Three officers assigned to New Year’s Eve celebrations in the Times Square area of ​​New York City were injured by a machete-wielding teenager who expressed militant support for Islam, law enforcement officials said.

The attack happened shortly after 10 pm at West 52nd Street and 8th Avenue, just outside the checkpoints of the high-security zone set up for revelers, officials said at a meeting. Press conference early sunday.

The suspect approached an officer and tried to hit him in the head with the machete, Police Commissioner Keechant Sewell said. He then struck two officers in the head with the blade before being shot in the shoulder and taken into custody by police, Sewell said.

Three law enforcement officials with direct knowledge of the investigation said late Sunday that authorities were looking into whether the suspect reached for one of the officers’ service weapons during his takedown. The injured police officers were outside the hospital and were waiting to recover.

Authorities identified the suspect at the Press conference just like a 19 year old man. Four senior law enforcement officials said the man is Trevor Bickford of Wells, Maine.

The suspect was known to federal agents, who interviewed him in mid-December after a relative tipped them off about his revolutionary support for Islam, said four law enforcement sources briefed on the investigation.

His name is in a federal law enforcement database, they said, and investigators knew him from his social media posts. Bickford has no criminal record, the four officials said.

The man, who made pro-jihadist remarks from his hospital bed overnight, is believed to have traveled from Wells to lower Manhattan on Thursday primarily via Amtrak, those sources said.

Investigators were looking into whether he stayed at a downtown homeless shelter, the four officials said.

A journal found by investigators may have indicated that the suspect believed he was on a suicide mission: He left notes about who would inherit his belongings and where he wanted to be buried, the sources said.

The suspect told the newspaper that he regrets letting his mother down; he also wrote that he wanted his brothers to join him in his fight for Islam.

He had expressed some desire to travel to Afghanistan in the past, the officials said. Personal writings and terrorism-related propaganda were found in his backpack, they said.

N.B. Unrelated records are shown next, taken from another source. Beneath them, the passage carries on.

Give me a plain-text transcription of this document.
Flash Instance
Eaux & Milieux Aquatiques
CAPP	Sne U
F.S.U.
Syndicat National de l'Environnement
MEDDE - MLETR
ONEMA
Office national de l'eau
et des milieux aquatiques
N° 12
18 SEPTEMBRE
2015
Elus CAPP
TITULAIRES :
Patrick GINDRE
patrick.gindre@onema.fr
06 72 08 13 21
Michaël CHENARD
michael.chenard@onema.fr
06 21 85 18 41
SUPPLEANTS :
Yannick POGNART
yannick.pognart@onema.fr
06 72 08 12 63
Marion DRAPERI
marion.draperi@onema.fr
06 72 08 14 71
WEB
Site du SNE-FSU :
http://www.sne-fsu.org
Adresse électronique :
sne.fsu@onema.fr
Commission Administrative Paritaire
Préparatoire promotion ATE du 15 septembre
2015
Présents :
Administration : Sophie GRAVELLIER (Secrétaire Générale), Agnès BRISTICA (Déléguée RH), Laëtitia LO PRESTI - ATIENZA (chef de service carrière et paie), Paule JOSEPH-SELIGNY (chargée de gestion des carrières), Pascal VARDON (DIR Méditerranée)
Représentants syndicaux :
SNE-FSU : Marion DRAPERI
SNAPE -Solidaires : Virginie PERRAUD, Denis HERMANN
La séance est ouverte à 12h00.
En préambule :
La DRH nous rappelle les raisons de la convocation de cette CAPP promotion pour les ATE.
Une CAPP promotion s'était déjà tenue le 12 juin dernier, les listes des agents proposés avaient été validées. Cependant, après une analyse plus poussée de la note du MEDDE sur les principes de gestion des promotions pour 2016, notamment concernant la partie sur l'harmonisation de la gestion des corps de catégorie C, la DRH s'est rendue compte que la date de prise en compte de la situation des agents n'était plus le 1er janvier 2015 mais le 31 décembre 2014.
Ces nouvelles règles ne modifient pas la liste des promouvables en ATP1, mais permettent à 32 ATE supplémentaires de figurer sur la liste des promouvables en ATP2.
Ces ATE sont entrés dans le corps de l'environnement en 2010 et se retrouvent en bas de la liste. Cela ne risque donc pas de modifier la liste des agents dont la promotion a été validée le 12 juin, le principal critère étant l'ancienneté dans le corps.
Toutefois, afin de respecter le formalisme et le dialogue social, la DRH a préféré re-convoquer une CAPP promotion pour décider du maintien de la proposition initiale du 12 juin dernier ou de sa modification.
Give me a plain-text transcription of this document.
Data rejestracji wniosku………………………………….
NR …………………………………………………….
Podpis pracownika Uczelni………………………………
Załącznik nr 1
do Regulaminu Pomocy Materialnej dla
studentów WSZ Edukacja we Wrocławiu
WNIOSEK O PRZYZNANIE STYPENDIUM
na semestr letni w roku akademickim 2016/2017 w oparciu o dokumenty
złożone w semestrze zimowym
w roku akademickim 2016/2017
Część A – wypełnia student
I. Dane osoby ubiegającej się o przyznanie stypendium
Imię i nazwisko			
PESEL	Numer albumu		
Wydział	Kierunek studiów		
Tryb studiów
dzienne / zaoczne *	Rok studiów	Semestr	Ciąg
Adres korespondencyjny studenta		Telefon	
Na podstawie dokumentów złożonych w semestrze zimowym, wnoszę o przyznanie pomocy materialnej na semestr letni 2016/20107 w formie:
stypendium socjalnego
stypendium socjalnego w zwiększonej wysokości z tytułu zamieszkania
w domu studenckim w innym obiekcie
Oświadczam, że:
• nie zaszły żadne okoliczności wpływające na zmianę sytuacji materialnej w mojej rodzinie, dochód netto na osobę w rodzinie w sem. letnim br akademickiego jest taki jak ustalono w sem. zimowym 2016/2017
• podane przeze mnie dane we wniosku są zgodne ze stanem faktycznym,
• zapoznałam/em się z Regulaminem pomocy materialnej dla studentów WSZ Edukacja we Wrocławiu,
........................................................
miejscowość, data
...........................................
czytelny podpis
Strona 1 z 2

Authorized FBI agents searched the man’s Maine home on Sunday, an agency spokesman said.

Neighbors told NBC affiliate wcsh the suspect is the son of divorced parents and has two brothers. He recently worked at an area country club as a groundskeeper, they said.

Bickford is a 2022 graduate of Wells High School, where he wrestled and played football, according to the station.

Several law enforcement officials said they were investigating whether the suspect traveled to New York specifically to attack police on New Year’s Eve.

The incident comes as the NYPD has seen other lone wolf terror-type attacks on officers. In Jamaica Queens in 2014, a radicalized man named Zale Thompson attacked three officers without warning with an axe, nearly killing one of the officers. In June 2020 in Brooklyn, Dzenan Camovic stabbed an officer in the neck, stole his gun, and used it to shoot responding officers in another jihadist-inspired lone wolf attack.

In Saturday’s attack, the officers were initially hospitalized, one with a fractured skull and another with a severe cut, Sewell said. In a later call, officials said the three officers had been released from Bellevue Hospital overnight.

Mayor Eric Adams said at the news conference that he had spoken with one of the injured officers. “He understood that his role saved the lives of New Yorkers today,” Adams said.

The investigation was still in its early stages.

Neither the FBI nor the New York police were looking for other suspects, authorities said.

The NYPD mounts a massive security operation every year during the New Year’s Eve celebrations, deploying thousands of officers to the area around Times Square.

Authorities expected up to 1 million people to throng the area, though police on Sunday did not have a more exact number.

Crowds are not allowed into the blocks to watch performances and the midnight ball drop without being checked at checkpoints where officers use metal detector wands to detect weapons.

Large bags and coolers are prohibited in the area, while barriers are in place to prevent vehicle attacks in the secure area.

Associated Press, alex lo Y denis romero contributed.